Master the workflow orchestration architecture for building reliable distributed systems with Temporal. Cover key patterns such as separation of workflows and activities, the Saga compensation pattern, state management, and determinism constraints. Use these patterns to build long-running processes, distributed transactions, and microservice orchestration.

Use Cases

  • Multi-step processes across services: When business workflows must span multiple machines, services, or databases, and reliable state coordination is required—such as e-commerce order processing, payment flows, and inventory management.
  • Long-running workflows that must recover reliably: When workflows may run from hours to years and must automatically recover from any failure point—such as account lifecycle management, infrastructure automation, and entity lifecycle tracking.
  • Distributed transactions that require compensation: When you need “all-or-nothing” transactional semantics across multiple services and can execute compensating actions on failure—such as booking systems, money transfers, and multi-step business approvals.
  • Core Capabilities

  • Saga Compensation Transaction Pattern: Register a compensating operation for each step. On failure, execute all compensations in reverse order (LIFO). This enables controlled rollback of distributed transactions and is suitable for atomic business scenarios such as payments, inventory, and fulfillment.
  • Entity Workflows (Actor Model): Model a single entity instance (cart, account, inventory item) as a long-running independent workflow. Receive state changes via signals, fetch the current state via queries. This naturally encapsulates entity behavior and ensures consistency.
  • Parallel Task Orchestration (Fan-Out/Fan-In): Use child workflows or parallel activities to distribute large-scale tasks and aggregate results. Follow the principle of “do not scale a single workflow,” split 1M tasks into 1K child workflows × 1K tasks, achieving horizontal scaling.
  • Common Questions

    What is the fundamental difference between Workflow and Activity in Temporal?

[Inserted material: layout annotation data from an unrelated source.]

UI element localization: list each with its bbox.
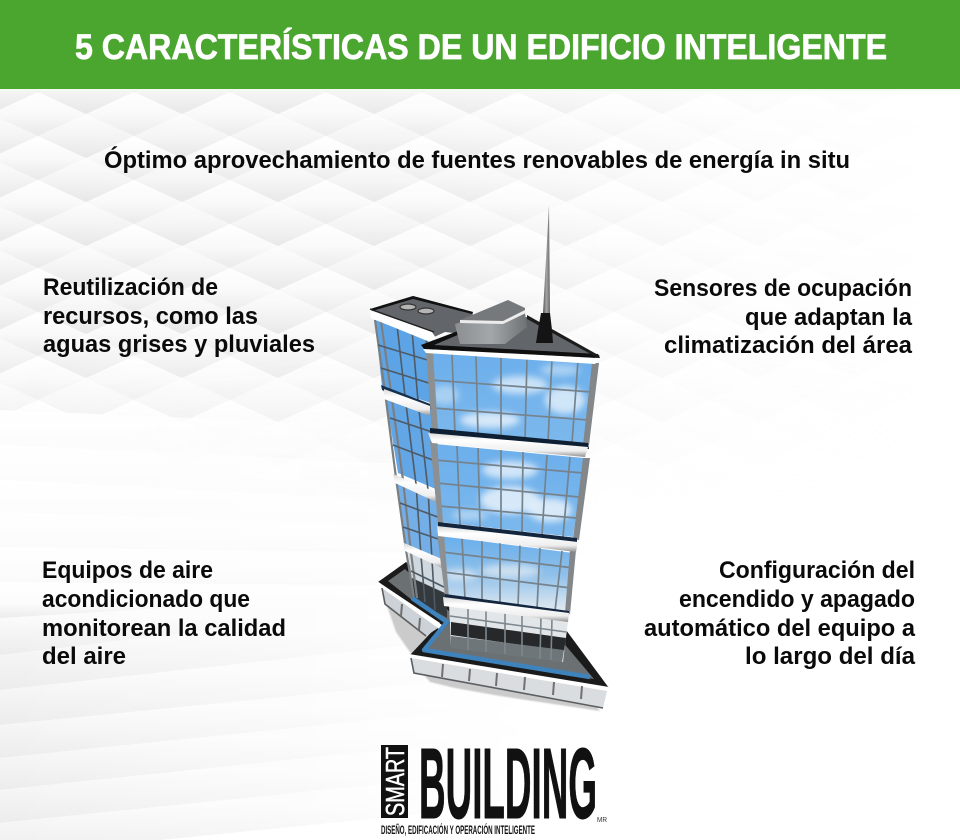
- front roof with penthouse and spire: [421, 205, 600, 364]
- podium blue pipe: [412, 598, 590, 677]
- text: right top feature: Sensores de ocupación: [654, 275, 912, 302]
- logo MR mark: MR: [597, 817, 607, 824]
- front tower: section 4: [449, 604, 568, 662]
- text: left bottom feature: [42, 557, 286, 670]
- front tower: section 3: [437, 533, 576, 614]
- text: right top feature: climatización del área: [664, 332, 913, 359]
- ground shadow: [386, 603, 600, 711]
- rear tower: [370, 296, 473, 618]
- front tower: section 2: [430, 441, 590, 540]
- spire: [543, 205, 550, 313]
- rear roof: [370, 296, 473, 338]
- text: right top feature: [654, 275, 913, 359]
- illustration: smart building: [370, 205, 609, 711]
- text: right bottom feature: [644, 557, 916, 670]
- text: left top feature: aguas grises y pluviales: [43, 331, 315, 358]
- logo: Smart Building: [380, 728, 607, 840]
- text: right bottom feature: Configuración del: [719, 557, 915, 584]
- text: left bottom feature: del aire: [42, 643, 126, 670]
- text: right bottom feature: lo largo del día: [745, 643, 916, 670]
- penthouse: [455, 313, 527, 344]
- background pattern: [0, 91, 666, 840]
- text: left bottom feature: monitorean la calidad: [42, 615, 286, 642]
- text: left top feature: [43, 274, 315, 358]
- logo box SMART: SMART: [380, 747, 410, 816]
- text: right bottom feature: automático del equipo a: [644, 615, 916, 642]
- roof vents: [400, 304, 416, 310]
- text: top feature: Óptimo aprovechamiento de fuentes renovables de energía in situ: [104, 146, 850, 174]
- podium roof: [377, 562, 609, 708]
- text: left top feature: recursos, como las: [43, 303, 258, 330]
- text: left top feature: Reutilización de: [43, 274, 218, 301]
- front tower: ledges: [428, 428, 589, 622]
- text: right bottom feature: encendido y apagado: [679, 586, 915, 613]
- title: 5 CARACTERÍSTICAS DE UN EDIFICIO INTELIGENTE: [75, 27, 887, 67]
- text: left bottom feature: Equipos de aire: [42, 557, 213, 584]
- text: BUILDING: [419, 728, 597, 840]
- front tower: section 1: [426, 352, 599, 445]
- header band: [0, 0, 960, 91]
- text: right top feature: que adaptan la: [745, 304, 913, 331]
- logo tagline: DISEÑO, EDIFICACIÓN Y OPERACIÓN INTELIGENTE: [381, 822, 535, 837]
- text: left bottom feature: acondicionado que: [42, 586, 250, 613]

    A Workflow is the orchestration logic layer. It contains business decision-making and coordination logic, must be deterministic (the same inputs produce the same outputs), and cannot directly call external systems. An Activity is the external interaction layer that handles all non-deterministic operations such as API calls, database writes, and network requests. Quick summary: Workflow decides “what to do,” Activity executes “how to do it.”

    When should you not use Temporal workflow orchestration?

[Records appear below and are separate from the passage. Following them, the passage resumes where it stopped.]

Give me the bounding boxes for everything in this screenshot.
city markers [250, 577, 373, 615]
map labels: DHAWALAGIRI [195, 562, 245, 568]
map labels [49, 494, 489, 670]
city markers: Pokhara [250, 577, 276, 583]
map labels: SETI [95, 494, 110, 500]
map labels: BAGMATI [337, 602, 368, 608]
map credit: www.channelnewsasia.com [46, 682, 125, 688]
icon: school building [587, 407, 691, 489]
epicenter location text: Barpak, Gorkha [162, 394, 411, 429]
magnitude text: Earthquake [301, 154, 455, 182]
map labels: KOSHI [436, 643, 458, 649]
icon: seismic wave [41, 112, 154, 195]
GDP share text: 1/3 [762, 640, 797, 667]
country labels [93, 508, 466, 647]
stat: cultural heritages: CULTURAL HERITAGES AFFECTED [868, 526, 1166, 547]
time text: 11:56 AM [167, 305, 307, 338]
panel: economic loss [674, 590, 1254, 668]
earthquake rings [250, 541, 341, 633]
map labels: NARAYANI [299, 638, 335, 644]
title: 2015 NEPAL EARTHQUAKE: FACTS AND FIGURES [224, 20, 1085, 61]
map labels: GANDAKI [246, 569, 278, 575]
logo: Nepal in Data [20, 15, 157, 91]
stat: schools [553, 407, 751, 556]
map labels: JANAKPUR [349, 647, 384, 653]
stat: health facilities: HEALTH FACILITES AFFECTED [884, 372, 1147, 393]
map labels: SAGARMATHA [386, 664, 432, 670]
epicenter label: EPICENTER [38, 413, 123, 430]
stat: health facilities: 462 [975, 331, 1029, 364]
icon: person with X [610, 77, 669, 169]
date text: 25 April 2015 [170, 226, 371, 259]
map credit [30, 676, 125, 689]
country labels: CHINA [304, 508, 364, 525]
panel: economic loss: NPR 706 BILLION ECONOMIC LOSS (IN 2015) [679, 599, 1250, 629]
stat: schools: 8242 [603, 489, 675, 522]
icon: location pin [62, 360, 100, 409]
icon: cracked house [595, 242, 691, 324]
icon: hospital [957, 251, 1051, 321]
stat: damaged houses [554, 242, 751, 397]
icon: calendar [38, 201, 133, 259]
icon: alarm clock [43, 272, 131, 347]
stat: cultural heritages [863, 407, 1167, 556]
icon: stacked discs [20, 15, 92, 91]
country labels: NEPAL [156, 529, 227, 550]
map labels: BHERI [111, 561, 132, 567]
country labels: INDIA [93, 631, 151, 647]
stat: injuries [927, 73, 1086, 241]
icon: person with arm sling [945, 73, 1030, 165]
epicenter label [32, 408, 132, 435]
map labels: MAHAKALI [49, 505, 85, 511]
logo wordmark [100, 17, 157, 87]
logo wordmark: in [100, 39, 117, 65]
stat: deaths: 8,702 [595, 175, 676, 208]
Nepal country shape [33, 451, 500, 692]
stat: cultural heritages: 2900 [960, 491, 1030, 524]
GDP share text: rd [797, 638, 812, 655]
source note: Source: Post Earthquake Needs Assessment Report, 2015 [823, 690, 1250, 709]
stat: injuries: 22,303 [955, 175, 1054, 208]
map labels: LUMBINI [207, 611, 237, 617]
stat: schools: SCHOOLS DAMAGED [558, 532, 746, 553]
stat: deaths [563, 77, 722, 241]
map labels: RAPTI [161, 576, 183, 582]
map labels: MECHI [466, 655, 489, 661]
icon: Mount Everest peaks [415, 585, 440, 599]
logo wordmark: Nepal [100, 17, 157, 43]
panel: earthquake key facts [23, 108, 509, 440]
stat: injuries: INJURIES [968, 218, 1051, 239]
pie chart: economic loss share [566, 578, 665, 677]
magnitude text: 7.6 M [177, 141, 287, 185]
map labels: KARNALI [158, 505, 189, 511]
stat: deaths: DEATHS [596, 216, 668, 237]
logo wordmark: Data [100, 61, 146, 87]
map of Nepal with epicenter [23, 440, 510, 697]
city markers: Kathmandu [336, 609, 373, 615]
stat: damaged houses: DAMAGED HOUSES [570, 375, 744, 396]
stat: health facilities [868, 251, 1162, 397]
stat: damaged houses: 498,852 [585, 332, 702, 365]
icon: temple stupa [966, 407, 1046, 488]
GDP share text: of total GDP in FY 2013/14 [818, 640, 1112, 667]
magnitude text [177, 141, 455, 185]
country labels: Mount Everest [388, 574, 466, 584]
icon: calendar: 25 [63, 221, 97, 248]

    For scenarios such as simple CRUD operations (directly using APIs), pure data-processing pipelines (use Airflow or batch processing), stateless request-response (use standard REST APIs), and real-time stream processing (use Kafka or event processors). In these cases, you don’t need the complexity of workflow orchestration.

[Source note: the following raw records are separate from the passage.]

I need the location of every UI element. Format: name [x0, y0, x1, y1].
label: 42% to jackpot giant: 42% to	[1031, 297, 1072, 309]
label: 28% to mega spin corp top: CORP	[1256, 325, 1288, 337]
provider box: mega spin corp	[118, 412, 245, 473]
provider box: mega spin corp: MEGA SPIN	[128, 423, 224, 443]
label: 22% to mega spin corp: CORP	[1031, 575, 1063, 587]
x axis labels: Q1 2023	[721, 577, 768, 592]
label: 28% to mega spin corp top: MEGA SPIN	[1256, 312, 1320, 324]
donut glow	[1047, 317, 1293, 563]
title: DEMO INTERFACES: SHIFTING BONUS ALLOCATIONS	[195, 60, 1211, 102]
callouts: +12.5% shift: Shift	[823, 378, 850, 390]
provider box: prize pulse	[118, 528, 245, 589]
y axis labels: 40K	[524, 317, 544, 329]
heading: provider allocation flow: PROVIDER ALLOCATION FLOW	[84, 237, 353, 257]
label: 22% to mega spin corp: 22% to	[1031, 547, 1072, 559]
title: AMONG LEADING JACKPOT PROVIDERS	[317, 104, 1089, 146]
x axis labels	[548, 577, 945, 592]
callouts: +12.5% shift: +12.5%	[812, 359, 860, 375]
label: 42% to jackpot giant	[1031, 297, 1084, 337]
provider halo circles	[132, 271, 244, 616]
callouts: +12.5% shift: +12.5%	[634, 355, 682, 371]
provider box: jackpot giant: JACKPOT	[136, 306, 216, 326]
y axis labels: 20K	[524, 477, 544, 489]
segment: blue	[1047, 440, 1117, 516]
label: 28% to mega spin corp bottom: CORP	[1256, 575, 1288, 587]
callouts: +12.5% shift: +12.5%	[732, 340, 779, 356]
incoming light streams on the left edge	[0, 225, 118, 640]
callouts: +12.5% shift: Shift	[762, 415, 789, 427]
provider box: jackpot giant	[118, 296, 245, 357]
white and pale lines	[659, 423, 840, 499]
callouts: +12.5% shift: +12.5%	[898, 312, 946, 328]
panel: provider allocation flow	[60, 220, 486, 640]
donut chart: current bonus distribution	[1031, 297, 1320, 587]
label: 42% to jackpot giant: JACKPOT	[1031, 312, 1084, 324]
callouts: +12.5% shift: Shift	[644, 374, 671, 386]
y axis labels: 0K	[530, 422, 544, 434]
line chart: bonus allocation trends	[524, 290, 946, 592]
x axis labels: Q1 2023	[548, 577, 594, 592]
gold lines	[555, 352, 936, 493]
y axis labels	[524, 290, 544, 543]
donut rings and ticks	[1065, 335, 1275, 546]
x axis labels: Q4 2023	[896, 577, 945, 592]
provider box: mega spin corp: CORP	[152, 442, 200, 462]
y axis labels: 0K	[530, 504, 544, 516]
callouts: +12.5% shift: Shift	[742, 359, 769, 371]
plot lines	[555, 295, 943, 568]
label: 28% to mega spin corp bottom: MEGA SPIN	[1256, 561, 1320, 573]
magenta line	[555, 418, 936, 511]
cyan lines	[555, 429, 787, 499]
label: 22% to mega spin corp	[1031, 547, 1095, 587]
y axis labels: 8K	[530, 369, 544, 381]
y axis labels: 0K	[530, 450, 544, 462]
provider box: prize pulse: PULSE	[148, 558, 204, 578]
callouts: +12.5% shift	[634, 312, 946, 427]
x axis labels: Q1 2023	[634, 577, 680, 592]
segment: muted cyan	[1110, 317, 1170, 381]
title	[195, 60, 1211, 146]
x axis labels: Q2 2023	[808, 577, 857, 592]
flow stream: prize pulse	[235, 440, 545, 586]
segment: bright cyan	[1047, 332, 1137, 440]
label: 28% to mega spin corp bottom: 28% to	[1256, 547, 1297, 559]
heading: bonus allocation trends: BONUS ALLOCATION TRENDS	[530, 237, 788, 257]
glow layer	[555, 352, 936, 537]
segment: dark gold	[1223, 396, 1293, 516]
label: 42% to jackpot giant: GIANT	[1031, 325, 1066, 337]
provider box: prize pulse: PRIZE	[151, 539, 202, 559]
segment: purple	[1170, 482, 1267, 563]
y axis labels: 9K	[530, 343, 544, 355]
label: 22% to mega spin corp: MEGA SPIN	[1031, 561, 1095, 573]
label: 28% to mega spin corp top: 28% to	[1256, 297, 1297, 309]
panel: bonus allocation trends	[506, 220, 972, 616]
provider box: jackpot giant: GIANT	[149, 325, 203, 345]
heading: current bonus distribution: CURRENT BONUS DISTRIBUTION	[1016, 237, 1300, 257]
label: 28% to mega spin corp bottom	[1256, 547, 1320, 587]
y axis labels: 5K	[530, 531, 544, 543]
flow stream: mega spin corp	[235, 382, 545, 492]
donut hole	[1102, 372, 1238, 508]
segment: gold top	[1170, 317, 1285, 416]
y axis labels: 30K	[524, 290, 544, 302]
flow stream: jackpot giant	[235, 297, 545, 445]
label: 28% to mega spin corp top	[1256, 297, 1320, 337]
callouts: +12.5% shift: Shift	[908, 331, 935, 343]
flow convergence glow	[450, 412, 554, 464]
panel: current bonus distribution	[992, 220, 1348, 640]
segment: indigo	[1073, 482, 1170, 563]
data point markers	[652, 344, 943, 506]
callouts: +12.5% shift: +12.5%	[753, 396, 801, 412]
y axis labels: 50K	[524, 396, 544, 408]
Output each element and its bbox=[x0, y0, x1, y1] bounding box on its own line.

    Why must Activities be idempotent?

    Temporal automatically retries Activities in cases like network failures or timeouts. This means the same Activity may be executed multiple times. Idempotency ensures “executing N times is equivalent to executing 1 time.” Common approaches include using idempotency keys for deduplication, performing checks before operations with unique constraints, using Upsert instead of Insert, and tracking already processed request IDs.